Hyperbolic Heterogeneous Graph Transformer

Updated 20 January 2026

Hyperbolic Heterogeneous Graph Transformer (HypHGT) is a graph neural network architecture that embeds heterogeneous graph data in hyperbolic space to capture hierarchical structures.
It employs relation-specific hyperbolic attention and kernelized feature mapping to eliminate frequent tangent-space transitions, enhancing efficiency and accuracy.
The model delivers scalable performance with reduced GPU memory usage and faster processing, outperforming previous GNNs on both real-world and synthetic datasets.

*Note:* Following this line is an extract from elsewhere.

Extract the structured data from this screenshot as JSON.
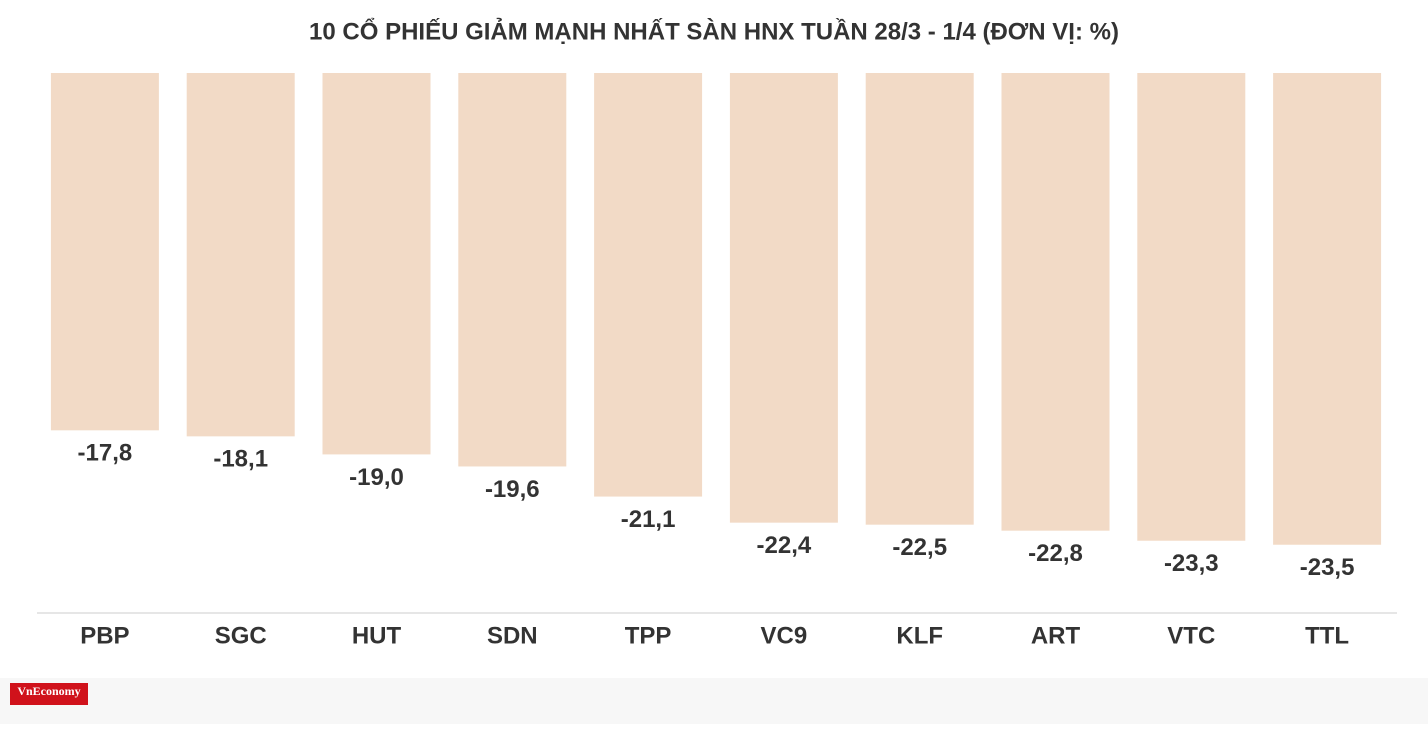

The Hyperbolic Heterogeneous Graph Transformer (HypHGT) is a graph neural network architecture designed to learn high-fidelity representations on heterogeneous graphs by operating entirely within hyperbolic space. Leveraging transformer-based mechanisms, HypHGT is distinguished by its relation-specific hyperbolic attention and its avoidance of frequent tangent-space mappings, resulting in improved hierarchical modeling performance, scalable computational characteristics, and enhanced efficiency compared to previous hyperbolic and message-passing-based GNNs (Park et al., 13 Jan 2026).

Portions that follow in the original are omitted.